Two hospital orderlies with biceps the size of both my thighs arrived.  All aboard the gurney, Sweetie.  You’re off for your long awaited tryst with Doctor Cardio and his merry band of explorers.  Kiss, kiss.  See you soon.  Have fun.  It will all be OK.  I promise.

A woman who looked strangely like Nurse Ratched said it would be an hour before Doctor Cardio would arrive with any news.  “Sit in the x-ray waiting room…you know, the one with the hard chairs, no reading material and a few hundred others who look like they’d rather be somewhere else.”

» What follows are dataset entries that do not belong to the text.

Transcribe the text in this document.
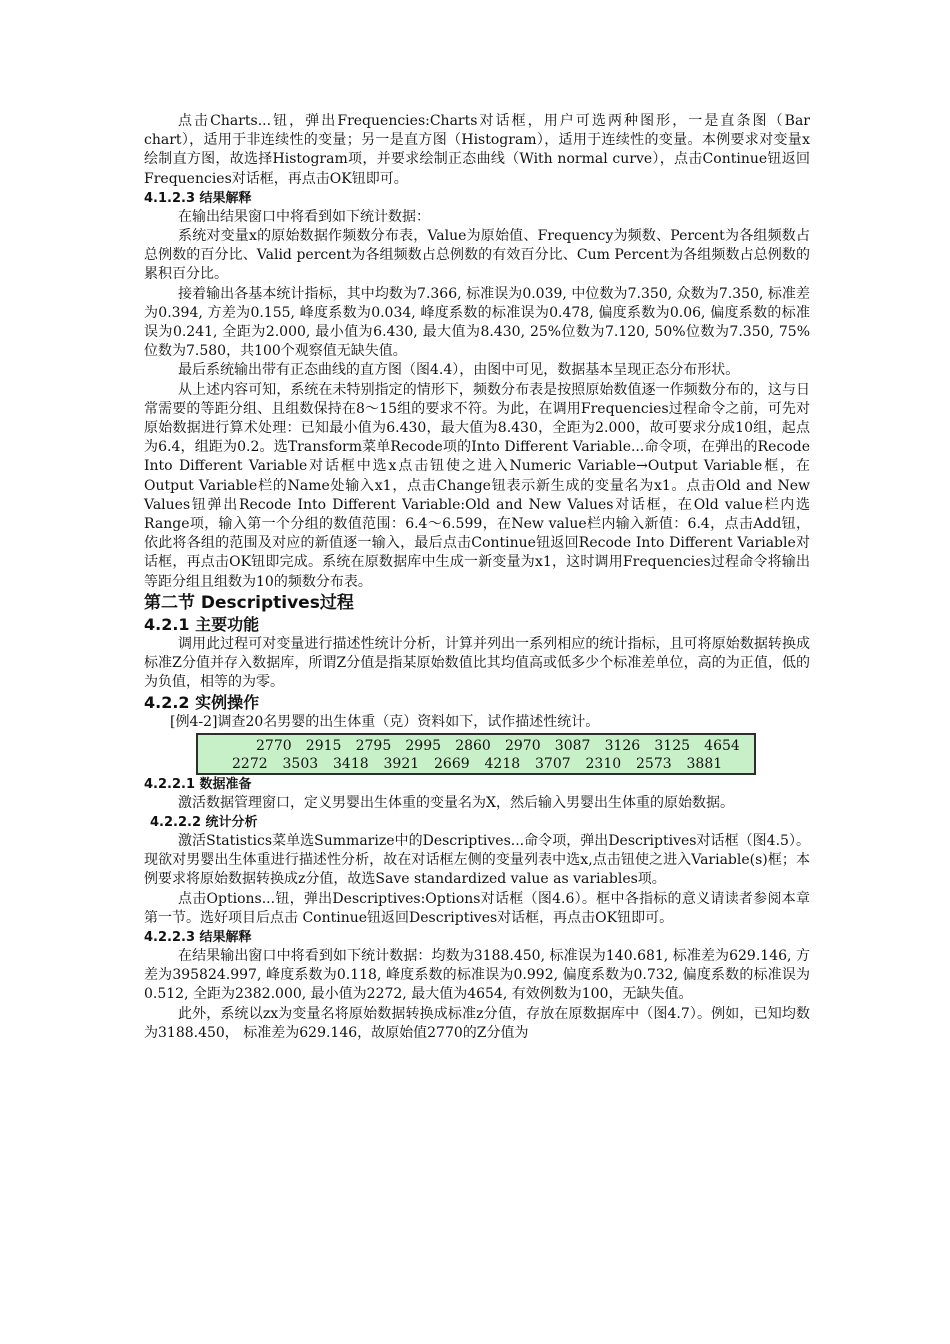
点击Charts...钮，弹出Frequencies:Charts对话框，用户可选两种图形，一是直条图（Bar chart），适用于非连续性的变量；另一是直方图（Histogram），适用于连续性的变量。本例要求对变量x绘制直方图，故选择Histogram项，并要求绘制正态曲线（With normal curve），点击Continue钮返回Frequencies对话框，再点击OK钮即可。

4.1.2.3 结果解释

在输出结果窗口中将看到如下统计数据：

系统对变量x的原始数据作频数分布表，Value为原始值、Frequency为频数、Percent为各组频数占总例数的百分比、Valid percent为各组频数占总例数的有效百分比、Cum Percent为各组频数占总例数的累积百分比。

接着输出各基本统计指标，其中均数为7.366, 标准误为0.039, 中位数为7.350, 众数为7.350, 标准差为0.394, 方差为0.155, 峰度系数为0.034, 峰度系数的标准误为0.478, 偏度系数为0.06, 偏度系数的标准误为0.241, 全距为2.000, 最小值为6.430, 最大值为8.430, 25%位数为7.120, 50%位数为7.350, 75%位数为7.580，共100个观察值无缺失值。

最后系统输出带有正态曲线的直方图（图4.4），由图中可见，数据基本呈现正态分布形状。

从上述内容可知，系统在未特别指定的情形下，频数分布表是按照原始数值逐一作频数分布的，这与日常需要的等距分组、且组数保持在8～15组的要求不符。为此，在调用Frequencies过程命令之前，可先对原始数据进行算术处理：已知最小值为6.430，最大值为8.430，全距为2.000，故可要求分成10组，起点为6.4，组距为0.2。选Transform菜单Recode项的Into Different Variable...命令项，在弹出的Recode Into Different Variable对话框中选x点击钮使之进入Numeric Variable→Output Variable框，在Output Variable栏的Name处输入x1，点击Change钮表示新生成的变量名为x1。点击Old and New Values钮弹出Recode Into Different Variable:Old and New Values对话框，在Old value栏内选Range项，输入第一个分组的数值范围：6.4～6.599，在New value栏内输入新值：6.4，点击Add钮，依此将各组的范围及对应的新值逐一输入，最后点击Continue钮返回Recode Into Different Variable对话框，再点击OK钮即完成。系统在原数据库中生成一新变量为x1，这时调用Frequencies过程命令将输出等距分组且组数为10的频数分布表。

第二节 Descriptives过程

4.2.1 主要功能

调用此过程可对变量进行描述性统计分析，计算并列出一系列相应的统计指标，且可将原始数据转换成标准Z分值并存入数据库，所谓Z分值是指某原始数值比其均值高或低多少个标准差单位，高的为正值，低的为负值，相等的为零。

4.2.2 实例操作

[例4-2]调查20名男婴的出生体重（克）资料如下，试作描述性统计。

2770	2915	2795	2995	2860	2970	3087	3126	3125	4654
2272	3503	3418	3921	2669	4218	3707	2310	2573	3881

4.2.2.1 数据准备

激活数据管理窗口，定义男婴出生体重的变量名为X，然后输入男婴出生体重的原始数据。

4.2.2.2 统计分析

激活Statistics菜单选Summarize中的Descriptives...命令项，弹出Descriptives对话框（图4.5）。现欲对男婴出生体重进行描述性分析，故在对话框左侧的变量列表中选x,点击钮使之进入Variable(s)框；本例要求将原始数据转换成z分值，故选Save standardized value as variables项。

点击Options...钮，弹出Descriptives:Options对话框（图4.6）。框中各指标的意义请读者参阅本章第一节。选好项目后点击 Continue钮返回Descriptives对话框，再点击OK钮即可。

4.2.2.3 结果解释

在结果输出窗口中将看到如下统计数据：均数为3188.450, 标准误为140.681, 标准差为629.146, 方差为395824.997, 峰度系数为0.118, 峰度系数的标准误为0.992, 偏度系数为0.732, 偏度系数的标准误为0.512, 全距为2382.000, 最小值为2272, 最大值为4654, 有效例数为100，无缺失值。

此外，系统以zx为变量名将原始数据转换成标准z分值，存放在原数据库中（图4.7）。例如，已知均数为3188.450， 标准差为629.146，故原始值2770的Z分值为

An hour.  Hmmm.  Must be a way to get a real cup of coffee in this institution full of revenue generating medical marvels.  The promise of sustenance lay in the basement.  A full cafeteria.  Home away from home.  But not at 10:45 in the morning.  It’s between meals.  No food.  But, wait.  There’s a coffee machine…undergoing an angiogram of its own.  Busted.  Won’t be up again for an hour.  Suffer, buster.  Might as well wait in x-ray’s Devil’s Island.  Sat there for fifteen minutes doing nothing.  The clock never moved.

The door where only angels are allowed to tread opened.  Dr. Cardio appeared.  “Rothenberg…are you here…stand and deliver.”  I got up, stared at him, waiting.  “Everything’s fine.  She has pristine arteries.  She’ll be in recovery for about three hours.”   Thank you, Doctor.  You are truly a god.  He left.  I stood there.

There is only one place in the hospital more uncomfortable than x-ray’s Devil’s Island.  It’s the little row of plastic chairs right outside the cath recovery room.  At the opposite end of the hall there’s an automatic door that seemingly opens and closes without any apparent human intervention.  And stays open long enough for a blast of icy air to chill you to the bone.  I figured that it must be how they keep us awake and upright.

Two and one-half hours repositioning my ass on that plastic chair allowed two things to happen.  First, it made me promise to never complain about the seats anywhere else.  Second, it let me observe the comings and goings of the endless throng of hospital visitors.  Short, tall, old, young.  And, above all, generally obese.  Tomorrow’s candidates for the cath lab and Doctor Cardio.

Hmmm, I’m sure my pink angel of mercy will still be there…taking their temperature.